A propos de Cass. 1ère Civ. 4 février 2015, pourvois n°13-16263 et 13-19455
Les deux arrêts rendus par la 1ère Chambre de la Cour de Cassation le 4 février 2015 marquent un nouveau pas dans la sévérité de l’interprétation faite de l’article 53 de la Loi sur la liberté de la presse du 29 juillet 1881 qui prévoit que la citation (l’assignation au civil) doit, à peine de nullité, préciser et qualifier le fait incriminé et énoncer le texte de loi applicable.
En effet, la 1ère Chambre de la Cour de cassation n’a pas toujours eu une position aussi tranchée que celle prise dans ces deux arrêts et il semble que cette dernière tire toutes les conséquences de l’arrêt rendu le 15 février par l’Assemblée plénière de la Cour de Cassation.
Cet arrêt, qui mettait fin à des divergences d’interprétation de l’article 53 précité entre la Chambre criminelle et la 1ère Chambre civile de la haute juridiction avait jugé « nulle une assignation retenant pour le même fait la double qualification d’injure et de diffamation», au motif que ce cumul de qualification est « de nature à créer pour les défenderesses une incertitude préjudiciable à leur défense » (sic) (cf. à propos de Cass. Ass. Plen., 15 février 2013, Pourvoi n°11-14637).
Cet arrêt était justifié par le fait que le formalisme imposé par l’article 53 de la loi sur la liberté de la presse doit permettre au défendeur de connaître précisément les faits qui lui sont reprochés et leur qualification ; et ce afin de pouvoir choisir les moyens de sa défense, lesquels ne sont pas identiques en matière de diffamation et d’injure puisque l’article 55 permet d’apporter la preuve de la vérité des faits diffamatoires dans le délai de dix jours prévu par la loi, alors que pareil moyen de défense n’existe pas en matière d’injure.
Les deux arrêts du 4 février vont plus loin.
Dans la première affaire, une personne a assigné en référé un tiers qui avait ouvert un site Internet en son nom pour y reproduire sa photographie accompagnée de commentaires désobligeants ; et ce sur le fondement de la diffamation et de l’atteinte à son droit à l’image.
La Cour de cassation censure la Cour d’appel de Paris qui a condamné le tiers poursuivi au motif qu’ « est nulle une assignation qui retient pour les mêmes faits une double qualification fondée sur la loi du 29 juillet 1881 et sur l’article 9 du Code civil ».
Dans la seconde affaire, un particulier a cette fois-ci assigné un journal et son directeur de publication pour diffamation et atteinte à sa présomption d’innocence après avoir constaté la publication de différents articles l’accusant notamment de tenir une comptabilité bidon et de valider des faux.
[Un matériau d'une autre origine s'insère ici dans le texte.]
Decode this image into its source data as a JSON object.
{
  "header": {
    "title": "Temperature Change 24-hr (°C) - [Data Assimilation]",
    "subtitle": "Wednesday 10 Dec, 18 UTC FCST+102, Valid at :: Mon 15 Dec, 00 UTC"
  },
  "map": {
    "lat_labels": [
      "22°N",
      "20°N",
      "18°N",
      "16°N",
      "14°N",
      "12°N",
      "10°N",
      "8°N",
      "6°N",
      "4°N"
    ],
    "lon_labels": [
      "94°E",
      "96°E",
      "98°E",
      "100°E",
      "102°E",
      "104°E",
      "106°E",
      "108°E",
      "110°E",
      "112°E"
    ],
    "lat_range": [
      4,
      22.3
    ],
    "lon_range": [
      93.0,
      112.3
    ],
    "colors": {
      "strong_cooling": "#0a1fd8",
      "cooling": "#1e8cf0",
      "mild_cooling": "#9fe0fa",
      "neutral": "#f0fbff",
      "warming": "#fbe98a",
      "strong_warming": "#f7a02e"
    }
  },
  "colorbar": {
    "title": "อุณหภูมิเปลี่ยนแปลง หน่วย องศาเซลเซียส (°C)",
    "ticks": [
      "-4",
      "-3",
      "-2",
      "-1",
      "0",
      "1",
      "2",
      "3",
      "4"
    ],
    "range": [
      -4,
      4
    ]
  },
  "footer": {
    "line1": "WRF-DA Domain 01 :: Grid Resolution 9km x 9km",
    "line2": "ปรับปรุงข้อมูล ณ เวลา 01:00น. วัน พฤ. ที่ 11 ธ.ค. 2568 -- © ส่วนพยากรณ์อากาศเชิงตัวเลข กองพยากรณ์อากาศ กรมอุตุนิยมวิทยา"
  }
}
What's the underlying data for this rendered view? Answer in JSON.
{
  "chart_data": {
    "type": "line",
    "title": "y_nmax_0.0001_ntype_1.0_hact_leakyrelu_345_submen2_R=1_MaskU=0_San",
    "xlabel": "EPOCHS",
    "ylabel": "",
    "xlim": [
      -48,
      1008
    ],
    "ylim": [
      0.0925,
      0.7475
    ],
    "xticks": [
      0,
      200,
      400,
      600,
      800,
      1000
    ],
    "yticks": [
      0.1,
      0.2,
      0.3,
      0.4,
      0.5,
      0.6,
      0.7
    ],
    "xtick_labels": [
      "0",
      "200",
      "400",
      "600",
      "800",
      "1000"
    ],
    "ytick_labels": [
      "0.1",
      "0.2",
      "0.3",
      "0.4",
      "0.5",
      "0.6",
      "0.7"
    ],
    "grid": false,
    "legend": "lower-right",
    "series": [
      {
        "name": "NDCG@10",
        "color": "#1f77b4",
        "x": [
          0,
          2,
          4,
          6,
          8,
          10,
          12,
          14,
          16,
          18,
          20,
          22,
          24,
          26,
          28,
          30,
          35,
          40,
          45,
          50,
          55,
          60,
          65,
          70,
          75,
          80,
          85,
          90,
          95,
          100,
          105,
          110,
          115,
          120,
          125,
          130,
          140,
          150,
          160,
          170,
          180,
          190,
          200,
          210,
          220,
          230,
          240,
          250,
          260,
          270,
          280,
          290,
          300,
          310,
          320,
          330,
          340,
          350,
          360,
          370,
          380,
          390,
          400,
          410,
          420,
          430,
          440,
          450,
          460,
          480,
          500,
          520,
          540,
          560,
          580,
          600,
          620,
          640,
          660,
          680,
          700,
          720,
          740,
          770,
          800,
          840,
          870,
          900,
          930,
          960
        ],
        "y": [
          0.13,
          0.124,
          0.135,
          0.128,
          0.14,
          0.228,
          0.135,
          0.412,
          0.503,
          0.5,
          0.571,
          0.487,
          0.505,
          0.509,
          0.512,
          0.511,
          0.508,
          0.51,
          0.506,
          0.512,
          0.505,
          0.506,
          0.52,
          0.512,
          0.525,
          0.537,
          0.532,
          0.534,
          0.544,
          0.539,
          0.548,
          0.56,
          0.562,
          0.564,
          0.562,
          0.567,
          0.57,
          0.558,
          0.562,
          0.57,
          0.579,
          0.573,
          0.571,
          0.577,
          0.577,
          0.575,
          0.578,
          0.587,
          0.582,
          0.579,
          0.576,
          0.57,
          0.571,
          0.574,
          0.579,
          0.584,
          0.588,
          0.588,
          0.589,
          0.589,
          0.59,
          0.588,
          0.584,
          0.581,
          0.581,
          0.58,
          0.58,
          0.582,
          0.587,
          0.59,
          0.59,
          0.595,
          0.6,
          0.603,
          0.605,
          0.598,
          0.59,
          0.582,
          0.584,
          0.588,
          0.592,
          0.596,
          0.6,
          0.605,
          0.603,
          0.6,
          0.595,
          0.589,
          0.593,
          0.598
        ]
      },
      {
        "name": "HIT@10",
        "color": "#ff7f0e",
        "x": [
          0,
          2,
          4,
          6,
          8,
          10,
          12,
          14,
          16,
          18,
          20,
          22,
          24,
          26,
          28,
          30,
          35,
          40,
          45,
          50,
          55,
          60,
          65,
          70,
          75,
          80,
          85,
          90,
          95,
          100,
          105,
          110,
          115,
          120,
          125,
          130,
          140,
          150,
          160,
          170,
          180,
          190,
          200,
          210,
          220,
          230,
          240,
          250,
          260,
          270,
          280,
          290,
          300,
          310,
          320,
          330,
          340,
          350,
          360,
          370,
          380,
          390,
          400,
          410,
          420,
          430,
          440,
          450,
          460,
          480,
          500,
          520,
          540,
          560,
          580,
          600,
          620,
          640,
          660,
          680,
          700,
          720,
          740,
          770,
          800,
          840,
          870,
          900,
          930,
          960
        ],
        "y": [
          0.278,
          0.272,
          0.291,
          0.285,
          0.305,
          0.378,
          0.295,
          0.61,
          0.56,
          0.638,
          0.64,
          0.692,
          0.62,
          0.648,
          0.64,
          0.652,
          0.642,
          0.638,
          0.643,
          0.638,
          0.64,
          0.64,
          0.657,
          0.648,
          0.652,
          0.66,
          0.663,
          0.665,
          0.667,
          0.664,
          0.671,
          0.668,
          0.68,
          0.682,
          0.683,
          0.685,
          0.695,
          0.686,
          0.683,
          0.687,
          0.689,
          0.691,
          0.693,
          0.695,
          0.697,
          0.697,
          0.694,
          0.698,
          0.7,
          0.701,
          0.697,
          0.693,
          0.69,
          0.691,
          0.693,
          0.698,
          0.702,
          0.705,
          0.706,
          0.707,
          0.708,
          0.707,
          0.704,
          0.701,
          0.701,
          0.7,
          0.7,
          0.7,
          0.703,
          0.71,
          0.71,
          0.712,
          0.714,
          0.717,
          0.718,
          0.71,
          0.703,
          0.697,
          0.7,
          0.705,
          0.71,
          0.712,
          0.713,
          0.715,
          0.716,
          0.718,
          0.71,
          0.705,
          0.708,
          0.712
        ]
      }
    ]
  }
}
De la même manière, la Cour de Cassation censure l’arrêt de la Cour d’appel d’Aix-en-Provence et juge qu’une assignation qui retient pour les mêmes faits une double qualification fondée sur la loi du 29 juillet 1881 et sur l’article 9-1 du Code civil est nulle.
La solution semble donc désormais totale : un même fait ne peut être poursuivi cumulativement ou alternativement sous la double qualification d’un délit de presse et d’une autre qualification, que ce soit un autre délit de presse ou bien encore un autre fondement juridique tel que l’atteinte à la vie privée, au droit à l’image ou à la présomption d’innocence.
Défendre son e-réputation sur Internet nécessite donc de faire des choix cruciaux en matière de qualification juridique sous peine de voir ses actions anéanties dès leur lancement par la nullité de l’assignation.